In this paper we will discuss the concept of using the Avalon ST standard interfaces within SOPC Builder to construct a self paced computational data path which can be applied to various algorithms. Repetitive and iterative signal processing type algorithms can be adapted to this methodology quite easily.
We assume that the reader is already familiar with the characteristics and operation of the standard interfaces used within an SOPC Builder system. For more information on SOPC Builder and it’s standard interfaces please refer to the “Quartus II Handbook Version 9.1 Volume 4: SOPC Builder” and the “Avalon Interface Specifications” literature from the Altera website. The examples in this paper are primarily driven by the Avalon ST streaming point to point protocol and they utilize the back pressure, forward enablement and channelization capabilities within the Avalon ST protocol, but they do not leverage any of the packet signaling capabilities of the protocol.
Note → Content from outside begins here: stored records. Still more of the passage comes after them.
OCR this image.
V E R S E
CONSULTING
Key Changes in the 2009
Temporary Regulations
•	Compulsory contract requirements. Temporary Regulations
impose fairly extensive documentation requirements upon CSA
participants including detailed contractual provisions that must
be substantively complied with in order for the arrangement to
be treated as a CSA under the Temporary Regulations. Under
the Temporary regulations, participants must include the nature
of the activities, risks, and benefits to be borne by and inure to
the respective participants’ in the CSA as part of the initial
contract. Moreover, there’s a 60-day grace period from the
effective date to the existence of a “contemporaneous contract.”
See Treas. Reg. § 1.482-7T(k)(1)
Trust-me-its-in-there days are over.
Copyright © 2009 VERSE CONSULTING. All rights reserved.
The example that follows is contrived by a simple signal processing filtering type of algorithm which consists of computing the double precision floating point dot product of an input vector multiplied across an input matrix. On the following pages you will find the MatLab equations that are used to define this matrix manipulation along with some example C program implementations to provide a context of the required operations within this algorithm. From this programmatic representation, we then extract a data flow diagram that illustrates the step by step data movement of the input operands flowing through each computational operation to produce the intermediate operands which are further processed to produce the final result. This whole data flow represents one iteration of the dot product operation required by the algorithm, so consecutive iterations which pass each vector of the matrix through this data flow will produce the final scalar result that is desired by the algorithm.
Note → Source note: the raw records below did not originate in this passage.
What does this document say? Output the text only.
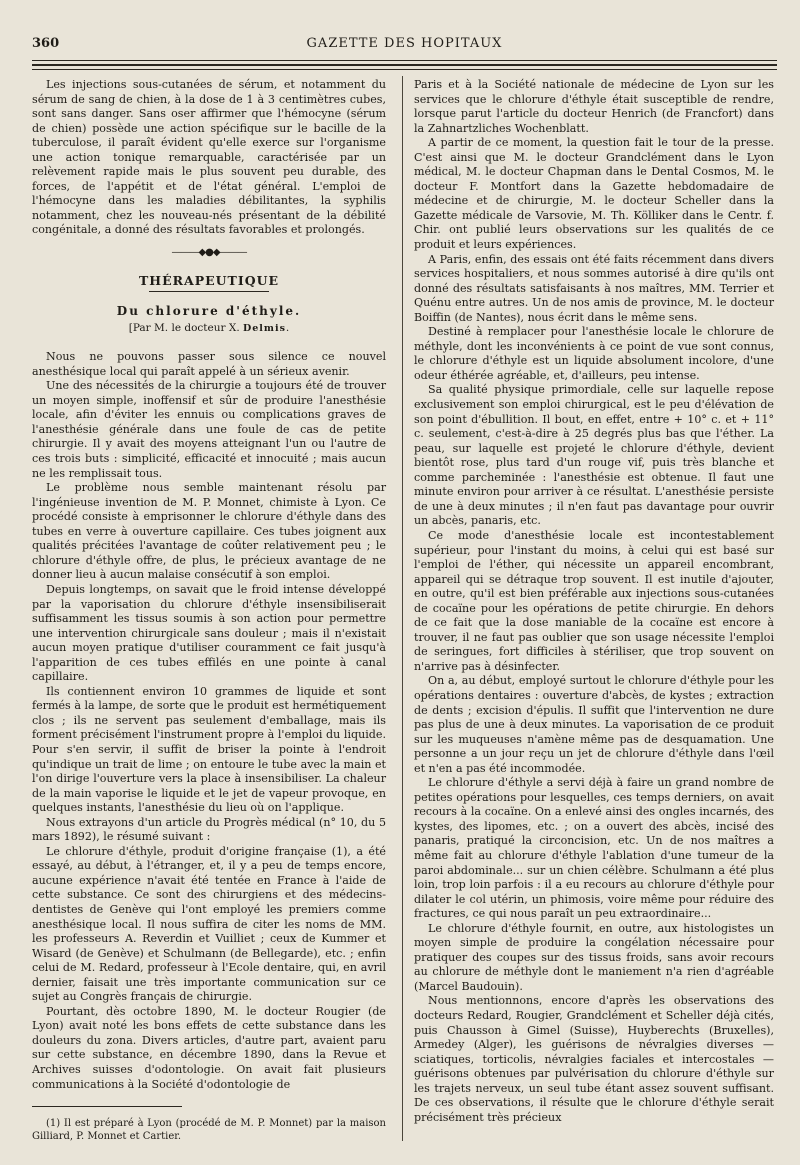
360	GAZETTE DES HOPITAUX

Les injections sous-cutanées de sérum, et notamment du sérum de sang de chien, à la dose de 1 à 3 centimètres cubes, sont sans danger. Sans oser affirmer que l'hémocyne (sérum de chien) possède une action spécifique sur le bacille de la tuberculose, il paraît évident qu'elle exerce sur l'organisme une action tonique remarquable, caractérisée par un relèvement rapide mais le plus souvent peu durable, des forces, de l'appétit et de l'état général. L'emploi de l'hémocyne dans les maladies débilitantes, la syphilis notamment, chez les nouveau-nés présentant de la débilité congénitale, a donné des résultats favorables et prolongés.

———◆●◆———
THÉRAPEUTIQUE
Du chlorure d'éthyle.
[Par M. le docteur X. Delmis.

Nous ne pouvons passer sous silence ce nouvel anesthésique local qui paraît appelé à un sérieux avenir.

Une des nécessités de la chirurgie a toujours été de trouver un moyen simple, inoffensif et sûr de produire l'anesthésie locale, afin d'éviter les ennuis ou complications graves de l'anesthésie générale dans une foule de cas de petite chirurgie. Il y avait des moyens atteignant l'un ou l'autre de ces trois buts : simplicité, efficacité et innocuité ; mais aucun ne les remplissait tous.

Le problème nous semble maintenant résolu par l'ingénieuse invention de M. P. Monnet, chimiste à Lyon. Ce procédé consiste à emprisonner le chlorure d'éthyle dans des tubes en verre à ouverture capillaire. Ces tubes joignent aux qualités précitées l'avantage de coûter relativement peu ; le chlorure d'éthyle offre, de plus, le précieux avantage de ne donner lieu à aucun malaise consécutif à son emploi.

Depuis longtemps, on savait que le froid intense développé par la vaporisation du chlorure d'éthyle insensibiliserait suffisamment les tissus soumis à son action pour permettre une intervention chirurgicale sans douleur ; mais il n'existait aucun moyen pratique d'utiliser couramment ce fait jusqu'à l'apparition de ces tubes effilés en une pointe à canal capillaire.

Ils contiennent environ 10 grammes de liquide et sont fermés à la lampe, de sorte que le produit est hermétiquement clos ; ils ne servent pas seulement d'emballage, mais ils forment précisément l'instrument propre à l'emploi du liquide. Pour s'en servir, il suffit de briser la pointe à l'endroit qu'indique un trait de lime ; on entoure le tube avec la main et l'on dirige l'ouverture vers la place à insensibiliser. La chaleur de la main vaporise le liquide et le jet de vapeur provoque, en quelques instants, l'anesthésie du lieu où on l'applique.

Nous extrayons d'un article du Progrès médical (n° 10, du 5 mars 1892), le résumé suivant :

Le chlorure d'éthyle, produit d'origine française (1), a été essayé, au début, à l'étranger, et, il y a peu de temps encore, aucune expérience n'avait été tentée en France à l'aide de cette substance. Ce sont des chirurgiens et des médecins-dentistes de Genève qui l'ont employé les premiers comme anesthésique local. Il nous suffira de citer les noms de MM. les professeurs A. Reverdin et Vuilliet ; ceux de Kummer et Wisard (de Genève) et Schulmann (de Bellegarde), etc. ; enfin celui de M. Redard, professeur à l'Ecole dentaire, qui, en avril dernier, faisait une très importante communication sur ce sujet au Congrès français de chirurgie.

Pourtant, dès octobre 1890, M. le docteur Rougier (de Lyon) avait noté les bons effets de cette substance dans les douleurs du zona. Divers articles, d'autre part, avaient paru sur cette substance, en décembre 1890, dans la Revue et Archives suisses d'odontologie. On avait fait plusieurs communications à la Société d'odontologie de

(1) Il est préparé à Lyon (procédé de M. P. Monnet) par la maison Gilliard, P. Monnet et Cartier.

Paris et à la Société nationale de médecine de Lyon sur les services que le chlorure d'éthyle était susceptible de rendre, lorsque parut l'article du docteur Henrich (de Francfort) dans la Zahnartzliches Wochenblatt.

A partir de ce moment, la question fait le tour de la presse. C'est ainsi que M. le docteur Grandclément dans le Lyon médical, M. le docteur Chapman dans le Dental Cosmos, M. le docteur F. Montfort dans la Gazette hebdomadaire de médecine et de chirurgie, M. le docteur Scheller dans la Gazette médicale de Varsovie, M. Th. Kölliker dans le Centr. f. Chir. ont publié leurs observations sur les qualités de ce produit et leurs expériences.

A Paris, enfin, des essais ont été faits récemment dans divers services hospitaliers, et nous sommes autorisé à dire qu'ils ont donné des résultats satisfaisants à nos maîtres, MM. Terrier et Quénu entre autres. Un de nos amis de province, M. le docteur Boiffin (de Nantes), nous écrit dans le même sens.

Destiné à remplacer pour l'anesthésie locale le chlorure de méthyle, dont les inconvénients à ce point de vue sont connus, le chlorure d'éthyle est un liquide absolument incolore, d'une odeur éthérée agréable, et, d'ailleurs, peu intense.

Sa qualité physique primordiale, celle sur laquelle repose exclusivement son emploi chirurgical, est le peu d'élévation de son point d'ébullition. Il bout, en effet, entre + 10° c. et + 11° c. seulement, c'est-à-dire à 25 degrés plus bas que l'éther. La peau, sur laquelle est projeté le chlorure d'éthyle, devient bientôt rose, plus tard d'un rouge vif, puis très blanche et comme parcheminée : l'anesthésie est obtenue. Il faut une minute environ pour arriver à ce résultat. L'anesthésie persiste de une à deux minutes ; il n'en faut pas davantage pour ouvrir un abcès, panaris, etc.

Ce mode d'anesthésie locale est incontestablement supérieur, pour l'instant du moins, à celui qui est basé sur l'emploi de l'éther, qui nécessite un appareil encombrant, appareil qui se détraque trop souvent. Il est inutile d'ajouter, en outre, qu'il est bien préférable aux injections sous-cutanées de cocaïne pour les opérations de petite chirurgie. En dehors de ce fait que la dose maniable de la cocaïne est encore à trouver, il ne faut pas oublier que son usage nécessite l'emploi de seringues, fort difficiles à stériliser, que trop souvent on n'arrive pas à désinfecter.

On a, au début, employé surtout le chlorure d'éthyle pour les opérations dentaires : ouverture d'abcès, de kystes ; extraction de dents ; excision d'épulis. Il suffit que l'intervention ne dure pas plus de une à deux minutes. La vaporisation de ce produit sur les muqueuses n'amène même pas de desquamation. Une personne a un jour reçu un jet de chlorure d'éthyle dans l'œil et n'en a pas été incommodée.

Le chlorure d'éthyle a servi déjà à faire un grand nombre de petites opérations pour lesquelles, ces temps derniers, on avait recours à la cocaïne. On a enlevé ainsi des ongles incarnés, des kystes, des lipomes, etc. ; on a ouvert des abcès, incisé des panaris, pratiqué la circoncision, etc. Un de nos maîtres a même fait au chlorure d'éthyle l'ablation d'une tumeur de la paroi abdominale... sur un chien célèbre. Schulmann a été plus loin, trop loin parfois : il a eu recours au chlorure d'éthyle pour dilater le col utérin, un phimosis, voire même pour réduire des fractures, ce qui nous paraît un peu extraordinaire...

Le chlorure d'éthyle fournit, en outre, aux histologistes un moyen simple de produire la congélation nécessaire pour pratiquer des coupes sur des tissus froids, sans avoir recours au chlorure de méthyle dont le maniement n'a rien d'agréable (Marcel Baudouin).

Nous mentionnons, encore d'après les observations des docteurs Redard, Rougier, Grandclément et Scheller déjà cités, puis Chausson à Gimel (Suisse), Huyberechts (Bruxelles), Armedey (Alger), les guérisons de névralgies diverses — sciatiques, torticolis, névralgies faciales et intercostales — guérisons obtenues par pulvérisation du chlorure d'éthyle sur les trajets nerveux, un seul tube étant assez souvent suffisant. De ces observations, il résulte que le chlorure d'éthyle serait précisément très précieux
Once the data flow diagram has been established it should be fairly easy to see how this structure can be mapped into a simple multiplexed data path, and how the repeatedly used operations for multiplication and addition can be condensed into a single resource for each operation which is then reused by the data path in a time domain multiplexed fashion to compute all of the required operations in the algorithm. At this point the diagram gets a bit more complicated as we attempt to illustrate how this data flow requirement is mapped into the point to point multiplexed structure of the Avalon ST architecture, but it should become very apparent that this construct is nothing more than a data path which multiplexes operands into the shared multiplication and addition resources and then demultiplexes the results of these operations back into the data path for further processing. The multiplexing and demultiplexing of this data path is all based on the standard SOPC Builder components provided for this activity and the channelization which accumulates through the natural Avalon ST multiplexing activity is what we use to then demultiplex the data path into each consecutive operation.
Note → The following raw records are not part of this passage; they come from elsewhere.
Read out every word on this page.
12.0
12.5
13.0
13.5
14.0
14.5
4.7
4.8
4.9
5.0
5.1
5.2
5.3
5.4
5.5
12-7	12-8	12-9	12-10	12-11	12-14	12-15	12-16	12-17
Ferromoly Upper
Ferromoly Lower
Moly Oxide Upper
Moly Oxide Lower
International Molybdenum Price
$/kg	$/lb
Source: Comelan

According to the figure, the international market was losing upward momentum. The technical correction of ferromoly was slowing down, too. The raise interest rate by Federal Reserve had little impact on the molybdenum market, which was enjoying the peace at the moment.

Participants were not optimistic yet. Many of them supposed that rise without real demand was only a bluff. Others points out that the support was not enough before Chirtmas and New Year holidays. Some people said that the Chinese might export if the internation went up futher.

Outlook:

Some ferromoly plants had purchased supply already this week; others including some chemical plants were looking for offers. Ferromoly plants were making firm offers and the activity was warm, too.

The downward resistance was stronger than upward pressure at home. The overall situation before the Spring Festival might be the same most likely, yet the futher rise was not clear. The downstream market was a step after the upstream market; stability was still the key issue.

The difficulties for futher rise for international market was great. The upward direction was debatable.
A detailed explanation is provided for each stage of the Avalon ST data path diagram to bring insight into the more trivial details that are required by the implementation to deal with the real world requirements of deploying the data path. Things like data formatting translations and other aspects of the architecture will be explained so that it’s clear how the double precision floating point operands are passed from the external system into the data path pipeline and then back out into the external system.
Points of Interest
As you read through this paper, it may seem like a very complex example to digest and you may not be intimately familiar with the Avalon ST concepts and constructs that it is built upon, but in the end this example is actually trying to illustrate some very simple concepts. So keep these thoughts in mind as you read through the details of the rest of this paper:
1 – The data path which is defined in this example is nothing more than a simple multiplexed and demultiplexed data stream.
2 – The double precision floating point cores that are deployed in this example are rather large IP blocks which can consume a lot of valuable FPGA real estate, however they also provide an enormous amount of computational bandwidth. So in order to make the most of this available computational bandwidth, this example is simply time sharing the multiplication and addition requirements of the algorithm through one instance of each of these resources.
3 – Since this architecture is put together using standard Avalon ST components within the SOPC Builder environment, the architecture can be easily reconfigured to modify the algorithm itself, or even add new algorithms to the existing data path to consume the available bandwidth of the double precision floating point elements to produce additional computational work output.